# 6.2 学习率调度：为什么需要先预热再衰减

学习率可能是 Transformer 训练中最关键的超参数。原始论文提出的“先预热再衰减”策略不是经验性的 trick，而是针对 Transformer 特定训练动态的必要设计。

## 6.2.1 原始调度公式

Transformer 的学习率调度公式为：

$$\text{lr} = d\_{\text{model}}^{-0.5} \cdot \min(\text{step}^{-0.5}, \text{step} \cdot \text{warmup\_steps}^{-1.5})$$

这个公式通过 min 函数的“切换”实现两个阶段的平稳过渡。在 step = warmup\_steps 时，两项相等：

$$\text{warmup\_steps}^{-0.5} = \text{warmup\_steps} \cdot \text{warmup\_steps}^{-1.5}$$

因此：

* **预热阶段**（step < warmup\_steps）：$\text{step} \cdot \text{warmup\_steps}^{-1.5}$ 较小，学习率按此项线性增长：$$\text{lr} \propto \text{step}$$
* **衰减阶段**（step ≥ warmup\_steps）：$\text{step}^{-0.5}$ 较小，学习率按此项逐渐衰减：$$\text{lr} \propto \text{step}^{-0.5}$$

原始论文使用 warmup\_steps = 4000。峰值出现在 step = warmup\_steps，此时学习率为 $d\_{\text{model}}^{-0.5} \cdot \text{warmup\_steps}^{-0.5}$；对于 d\_model = 512、warmup\_steps = 4000，峰值约为 $512^{-0.5} \cdot 4000^{-0.5} \approx 6.99 \times 10^{-4}$。$512^{-0.5} \approx 0.0442$ 只是模型维度缩放因子，不是最终峰值学习率。

## 6.2.2 为什么需要预热

训练初期，模型参数是随机初始化的，此时的梯度方向**高度不稳定**——可能指向完全错误的方向。如果一开始就使用较大的学习率，模型可能在参数空间中进行剧烈的、无方向性的跳跃，导致：

1. **Adam 的估计不准确**：二阶矩 $$v\_t$$ 在初始阶段样本不足，估计不可靠。过大的学习率会放大这种不准确性
2. **层归一化的不稳定**：训练初期的极端梯度更新可能导致归一化层的统计量剧烈波动
3. **注意力分布的退化**：过大的更新可能导致注意力权重坍塌为近似均匀分布或过度集中

预热通过在初始阶段使用微小的学习率，让模型“热身”——先建立基本的特征表示和稳定的梯度统计，然后再逐步增大学习率以加快训练。

## 6.2.3 为什么需要衰减

在训练后期，模型已经接近了损失函数的局部最优区域。此时如果继续使用较大的学习率，模型会在最优点附近**反复震荡**而无法收敛。逐步降低学习率让模型的更新步长越来越精细，最终“平稳着陆”到一个好的解。

## 6.2.4 现代调度策略

除了原始的逆平方根衰减，现代大模型训练中常用的调度策略还包括：

**余弦退火**（Cosine Annealing）：学习率按余弦函数从峰值平滑下降到接近零。这种方式在训练中期保持较高的学习率，有助于跳出局部最优。

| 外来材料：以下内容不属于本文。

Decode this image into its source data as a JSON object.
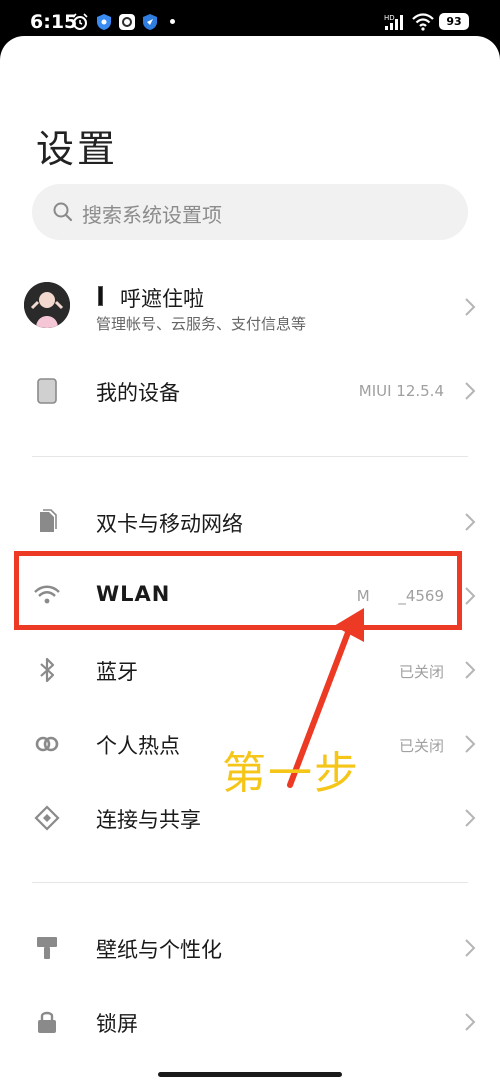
{
  "status_bar": {
    "time": "6:15",
    "signal_label": "HD",
    "battery": "93"
  },
  "page": {
    "title": "设置"
  },
  "search": {
    "placeholder": "搜索系统设置项"
  },
  "account": {
    "name": "呼遮住啦",
    "subtitle": "管理帐号、云服务、支付信息等"
  },
  "items": [
    {
      "label": "我的设备",
      "value": "MIUI 12.5.4",
      "icon": "phone-icon"
    },
    {
      "label": "双卡与移动网络",
      "value": "",
      "icon": "sim-card-icon"
    },
    {
      "label": "WLAN",
      "value": "M      _4569",
      "icon": "wifi-icon"
    },
    {
      "label": "蓝牙",
      "value": "已关闭",
      "icon": "bluetooth-icon"
    },
    {
      "label": "个人热点",
      "value": "已关闭",
      "icon": "hotspot-icon"
    },
    {
      "label": "连接与共享",
      "value": "",
      "icon": "share-icon"
    },
    {
      "label": "壁纸与个性化",
      "value": "",
      "icon": "paint-brush-icon"
    },
    {
      "label": "锁屏",
      "value": "",
      "icon": "lock-icon"
    }
  ],
  "annotation": {
    "text": "第一步",
    "box_color": "#ec3a24",
    "text_color": "#f5c518"
  },
  "colors": {
    "background": "#ffffff",
    "status_bar": "#000000",
    "search_bg": "#f1f1f1",
    "icon_gray": "#8a8a8a"
  }
}
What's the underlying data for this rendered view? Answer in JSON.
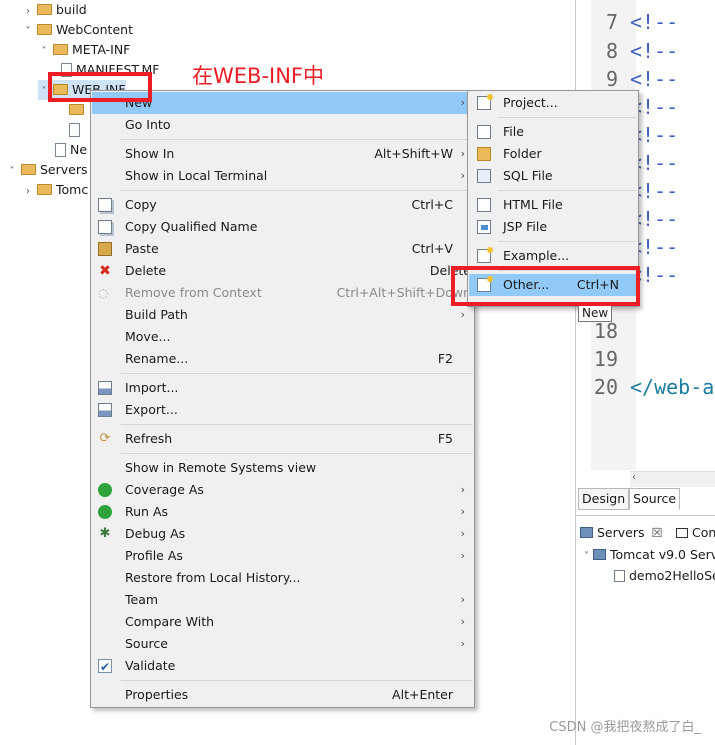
{
  "tree": {
    "items": [
      {
        "label": "build",
        "kind": "folder"
      },
      {
        "label": "WebContent",
        "kind": "folder"
      },
      {
        "label": "META-INF",
        "kind": "folder"
      },
      {
        "label": "MANIFEST.MF",
        "kind": "file"
      },
      {
        "label": "WEB-INF",
        "kind": "folder"
      },
      {
        "label": "Ne",
        "kind": "file"
      },
      {
        "label": "Servers",
        "kind": "folder"
      },
      {
        "label": "Tomc",
        "kind": "folder"
      }
    ]
  },
  "editor": {
    "line_numbers": [
      "7",
      "8",
      "9",
      "18",
      "19",
      "20"
    ],
    "code_lines": [
      "<!--",
      "<!--",
      "<!--",
      "<!--",
      "<!--",
      "<!--",
      "<!--",
      "<!--",
      "<!--",
      "<!--"
    ],
    "closing_tag": "</web-a",
    "tabs": [
      "Design",
      "Source"
    ]
  },
  "servers_view": {
    "tab_label": "Servers",
    "tab2_label": "Con",
    "server_label": "Tomcat v9.0 Serv",
    "module_label": "demo2HelloSe"
  },
  "context_menu": {
    "items": [
      {
        "label": "New",
        "shortcut": "",
        "submenu": true,
        "highlight": true
      },
      {
        "label": "Go Into",
        "shortcut": ""
      },
      {
        "label": "Show In",
        "shortcut": "Alt+Shift+W",
        "submenu": true
      },
      {
        "label": "Show in Local Terminal",
        "shortcut": "",
        "submenu": true
      },
      {
        "label": "Copy",
        "shortcut": "Ctrl+C"
      },
      {
        "label": "Copy Qualified Name",
        "shortcut": ""
      },
      {
        "label": "Paste",
        "shortcut": "Ctrl+V"
      },
      {
        "label": "Delete",
        "shortcut": "Delete"
      },
      {
        "label": "Remove from Context",
        "shortcut": "Ctrl+Alt+Shift+Down",
        "disabled": true
      },
      {
        "label": "Build Path",
        "shortcut": "",
        "submenu": true
      },
      {
        "label": "Move...",
        "shortcut": ""
      },
      {
        "label": "Rename...",
        "shortcut": "F2"
      },
      {
        "label": "Import...",
        "shortcut": ""
      },
      {
        "label": "Export...",
        "shortcut": ""
      },
      {
        "label": "Refresh",
        "shortcut": "F5"
      },
      {
        "label": "Show in Remote Systems view",
        "shortcut": ""
      },
      {
        "label": "Coverage As",
        "shortcut": "",
        "submenu": true
      },
      {
        "label": "Run As",
        "shortcut": "",
        "submenu": true
      },
      {
        "label": "Debug As",
        "shortcut": "",
        "submenu": true
      },
      {
        "label": "Profile As",
        "shortcut": "",
        "submenu": true
      },
      {
        "label": "Restore from Local History...",
        "shortcut": ""
      },
      {
        "label": "Team",
        "shortcut": "",
        "submenu": true
      },
      {
        "label": "Compare With",
        "shortcut": "",
        "submenu": true
      },
      {
        "label": "Source",
        "shortcut": "",
        "submenu": true
      },
      {
        "label": "Validate",
        "shortcut": ""
      },
      {
        "label": "Properties",
        "shortcut": "Alt+Enter"
      }
    ]
  },
  "new_submenu": {
    "items": [
      {
        "label": "Project...",
        "shortcut": ""
      },
      {
        "label": "File",
        "shortcut": ""
      },
      {
        "label": "Folder",
        "shortcut": ""
      },
      {
        "label": "SQL File",
        "shortcut": ""
      },
      {
        "label": "HTML File",
        "shortcut": ""
      },
      {
        "label": "JSP File",
        "shortcut": ""
      },
      {
        "label": "Example...",
        "shortcut": ""
      },
      {
        "label": "Other...",
        "shortcut": "Ctrl+N",
        "highlight": true
      }
    ]
  },
  "annotation": {
    "text": "在WEB-INF中",
    "color": "#ee1c25"
  },
  "tooltip": "New",
  "watermark": "CSDN @我把夜熬成了白_",
  "colors": {
    "menu_highlight": "#91c9f7",
    "menu_bg": "#f0f0f0",
    "annotation_red": "#ee1c25"
  }
}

**线性衰减**（Linear Decay）：从峰值线性下降到零。简单直接，效果通常不亚于余弦退火。

**预热-稳定-衰减**（Warmup-Stable-Decay，WSD）：DeepSeek-V3 等模型采用的三阶段策略——预热、以恒定峰值学习率训练较长时间、最后快速衰减。这种策略在大规模训练中被证明非常有效。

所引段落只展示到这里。